Pipeline CEO Jim Edwards said at the meeting his company will not shutter the hospital, and instead will invest millions in renovations and new technology, according to ABC7.
“Our intention is to invest in this hospital to keep this hospital open long-term,” Edwards said, according to ABC7.
Earlier on Monday, the company announced it was investing $25 million into Weiss, according to Crain’s. Improvements include a new electronic medical records system, a renovated parking structure, more medical staff and a new behavioral health program.
While Pipeline said it has no plans to shutter Weiss, the company is seeking to sell the hospital’s surface parking lot at the corner of Wilson Avenue and Marine Drive, local legislators said.
That development has officials questioning Pipeline’s plans for the hospital. Despite the community meeting Monday, Feigenholtz still has concerns about the hospital’s future, a spokesperson for the state representative said. A second community meeting to learn more about Pipeline’s plans for Weiss will be held in November, they said.
“Pipeline’s recent history of Westlake Hospital’s abrupt closure set off alarm bells,” Rep. Feigenholtz said in a statement.
Also at issue is that, after buying Weiss Hospital, Pipeline transferred ownership of the hospital facilities and ownership of the underlining real estate to separate corporate entities, according to a letter local lawmakers sent to state regulators. The lawmakers are seeking to learn more about who controls the separate corporations, and what their plans are for the site.
(Weiss Hospital officials were not made available to be interviewed for this report, and Pipeline could not be reached for comment.)
Tressa Feher, Cappleman’s chief of staff, said Pipeline’s decision to invest $25 million into Weiss is a positive development, but that the local leaders are seeking ways to ensure Weiss remains open.
“It sounds good, but there’s a lot of mistrust,” Feher said. “We’re figuring out where we go from here.”
The state’s Health Facilities and Service’s Review Board has jurisdiction over hospital sales and hospital closures, limiting local leaders’ oversight ability of the medical center. But Feigenholtz and Harris have been petitioning the board to closely scrutinize the sale and Pipeline’s intentions with Weiss.

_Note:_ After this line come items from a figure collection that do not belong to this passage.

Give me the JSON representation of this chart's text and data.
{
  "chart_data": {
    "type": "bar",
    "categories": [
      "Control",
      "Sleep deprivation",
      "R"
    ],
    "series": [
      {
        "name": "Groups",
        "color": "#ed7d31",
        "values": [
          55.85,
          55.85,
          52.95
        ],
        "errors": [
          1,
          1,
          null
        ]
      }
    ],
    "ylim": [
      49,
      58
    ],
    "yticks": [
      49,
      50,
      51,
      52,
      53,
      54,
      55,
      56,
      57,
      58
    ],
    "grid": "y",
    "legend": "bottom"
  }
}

Feher said Cappleman and the community would have a say should Weiss’ surface parking lot be sold, with development of the site requiring Cappleman’s and the city’s approval.
Local legislators said Weiss is a vital provider of medical services to the Uptown area, especially for the area’s low-income patients.
“Weiss is a large Medicaid provider, and it would be irresponsible of us to allow for the sale without asking for transparency and accountability in the process,” Rep. Harris said in a statement.